AK PARTİ İÇİNDEKİ TARTIŞMA

AK Parti Genel Başkan Yardımcısı Erol Kaya, genel müdür olduğumda bana şu tavsiyede bulundu: “Belediye başkanıyken en büyük hatam, yaptığım her işi onaylayan ve hiç eleştirmeyen danışmanlarla çalışmak oldu. Beni körleştirdiler. Sakın aynı hatayı yapma”. Bu hiç aklımdan çıkmadı.

Bugün AK Parti içinde bu konunun çok tartışıldığını biliyorum. ‘Yanlışa yanlış, doğruya doğru’ demek konusunda sıkıntıları olanlar var. Bunlar duyarlı, hakkaniyetli insanlar. Ancak bunları kamuoyunda değil, kendi iç mekanizmalarında konuşmak istiyorlar. Bunda da sıkıntı var.

Zira, eleştiri yapmakla ihanet etmek karıştırılıyor.

Sadakatle, yalakalık ayırt edilemiyor artık.

AK Parti’nin hiç yanlış yapmadığını, Erdoğan’ın hatasız kul olduğunu iddia eden yok sanırım. Nitekim Erdoğan kendisinin ve partisinin hatalarını, yanlışlarını, kusurlarını kamuoyu önünde sıralayacak kadar da cesur davranıyor.

Bu listedeki maddeleri bir başkası sıraladığında, “hain, Erdoğan karşıtı” ilan edilmesi, büyük bir çelişkidir. Ancak bu şekilde hareket edenlerin koltuğunu, elde ettiği rantı kaybetmemek için herkese çamur atan kifayetsiz muhteris tipler olduğu da biliniyor. Tartışmaya değmez.
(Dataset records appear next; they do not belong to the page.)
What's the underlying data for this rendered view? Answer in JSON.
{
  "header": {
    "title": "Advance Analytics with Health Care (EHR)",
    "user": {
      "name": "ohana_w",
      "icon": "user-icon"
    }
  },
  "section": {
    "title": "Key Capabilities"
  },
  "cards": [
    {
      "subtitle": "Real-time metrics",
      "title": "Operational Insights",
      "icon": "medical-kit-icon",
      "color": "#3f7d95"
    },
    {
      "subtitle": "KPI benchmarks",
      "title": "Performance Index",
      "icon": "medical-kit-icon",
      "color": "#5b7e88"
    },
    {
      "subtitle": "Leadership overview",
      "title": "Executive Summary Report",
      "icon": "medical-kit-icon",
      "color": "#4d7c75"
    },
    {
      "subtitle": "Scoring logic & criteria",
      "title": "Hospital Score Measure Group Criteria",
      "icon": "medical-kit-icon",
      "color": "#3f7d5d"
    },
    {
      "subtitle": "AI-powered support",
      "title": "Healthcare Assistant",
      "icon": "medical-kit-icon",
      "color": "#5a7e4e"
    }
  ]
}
‘AK PARTİ’NİN EĞRİ KILIÇLARI KİMLERDİR?’

Şimdi başta Cumhurbaşkanı Erdoğan olmak üzere, AK Parti yöneticilerinin yeni döneme girerken şu soruyu sorması gerekir:

“Yanlış yaptığımızda bizi düzeltecek eğri kılıçlarımız kimlerdi? Şimdi kimler? Yeni dönemde kimler olacak?”